As background, in 2018, 20 states filed a lawsuit asking the U.S. District for the Northern District of Texas (District Court) to strike down the Patient Protection and Affordable Care Act (ACA) entirely. The lawsuit came after the U.S. Congress passed the Tax Cuts and Jobs Act of 2017 (TCJA) that reduced the individual mandate penalty to $0, starting in 2019.
On December 14, 2018, the District Court issued a declaratory order that the individual mandate is unconstitutional. The District Court found that the individual mandate is unconstitutional without the penalty and that the individual mandate is inseverable from the rest of the ACA. Because of its findings, the District Court declared that the individual mandate and the entire ACA – including its guaranteed issue and community rating provisions – are unconstitutional.

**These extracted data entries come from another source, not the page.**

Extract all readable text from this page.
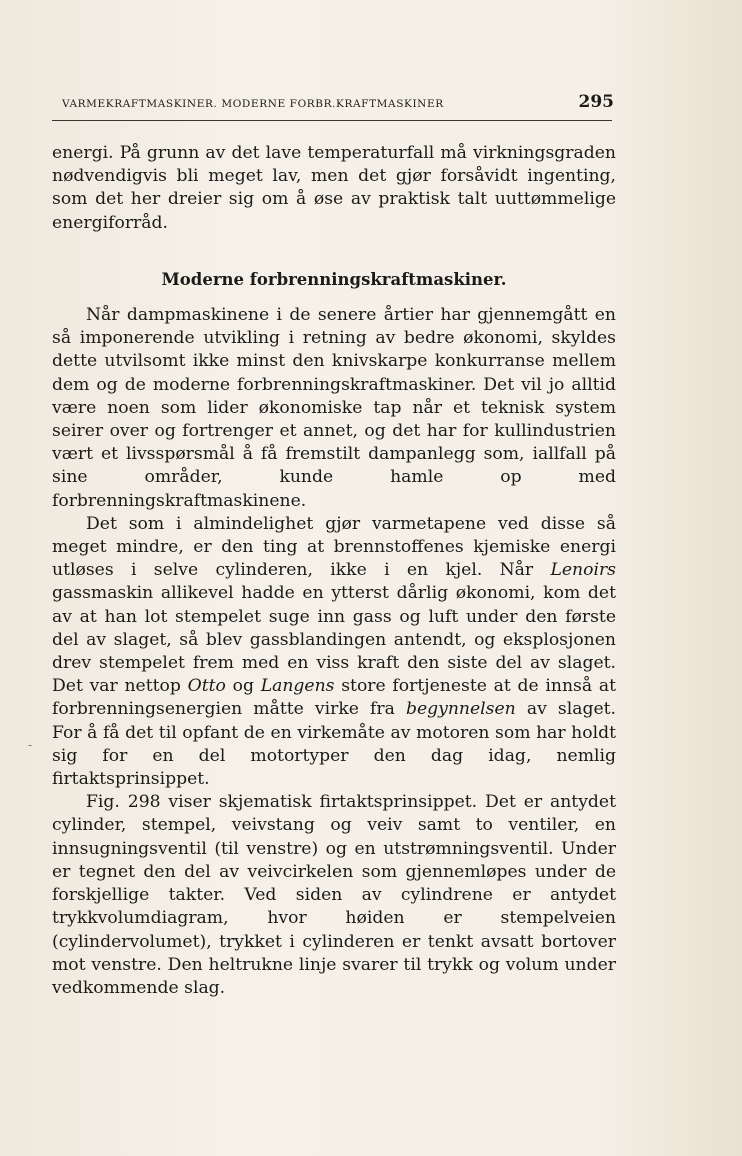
VARMEKRAFTMASKINER. MODERNE FORBR.KRAFTMASKINER	295
-

energi. På grunn av det lave temperaturfall må virkningsgraden nødvendigvis bli meget lav, men det gjør forsåvidt ingenting, som det her dreier sig om å øse av praktisk talt uuttømmelige energiforråd.

Moderne forbrenningskraftmaskiner.

Når dampmaskinene i de senere årtier har gjennemgått en så imponerende utvikling i retning av bedre økonomi, skyldes dette utvilsomt ikke minst den knivskarpe konkurranse mellem dem og de moderne forbrenningskraftmaskiner. Det vil jo alltid være noen som lider økonomiske tap når et teknisk system seirer over og fortrenger et annet, og det har for kullindustrien vært et livsspørsmål å få fremstilt dampanlegg som, iallfall på sine områder, kunde hamle op med forbrenningskraftmaskinene.

Det som i almindelighet gjør varmetapene ved disse så meget mindre, er den ting at brennstoffenes kjemiske energi utløses i selve cylinderen, ikke i en kjel. Når Lenoirs gassmaskin allikevel hadde en ytterst dårlig økonomi, kom det av at han lot stempelet suge inn gass og luft under den første del av slaget, så blev gassblandingen antendt, og eksplosjonen drev stempelet frem med en viss kraft den siste del av slaget. Det var nettop Otto og Langens store fortjeneste at de innså at forbrenningsenergien måtte virke fra begynnelsen av slaget. For å få det til opfant de en virkemåte av motoren som har holdt sig for en del motortyper den dag idag, nemlig firtaktsprinsippet.

Fig. 298 viser skjematisk firtaktsprinsippet. Det er antydet cylinder, stempel, veivstang og veiv samt to ventiler, en innsugningsventil (til venstre) og en utstrømningsventil. Under er tegnet den del av veivcirkelen som gjennemløpes under de forskjellige takter. Ved siden av cylindrene er antydet trykkvolumdiagram, hvor høiden er stempelveien (cylindervolumet), trykket i cylinderen er tenkt avsatt bortover mot venstre. Den heltrukne linje svarer til trykk og volum under vedkommende slag.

On December 18, 2019, the U.S. Court of Appeals for the Fifth Circuit (Appeals Court) held that the ACA’s individual mandate is unconstitutional. The Appeals Court is remanding the case to the District Court for additional analysis on whether the individual mandate can be severed from the ACA. The Appeals Court is also directing the District Court to consider the government’s new arguments regarding the relief that should be provided to the plaintiff states and the two individual plaintiffs in the case.
To be clear, the Appeals Court decision does not impact employers’ group health plans at this time.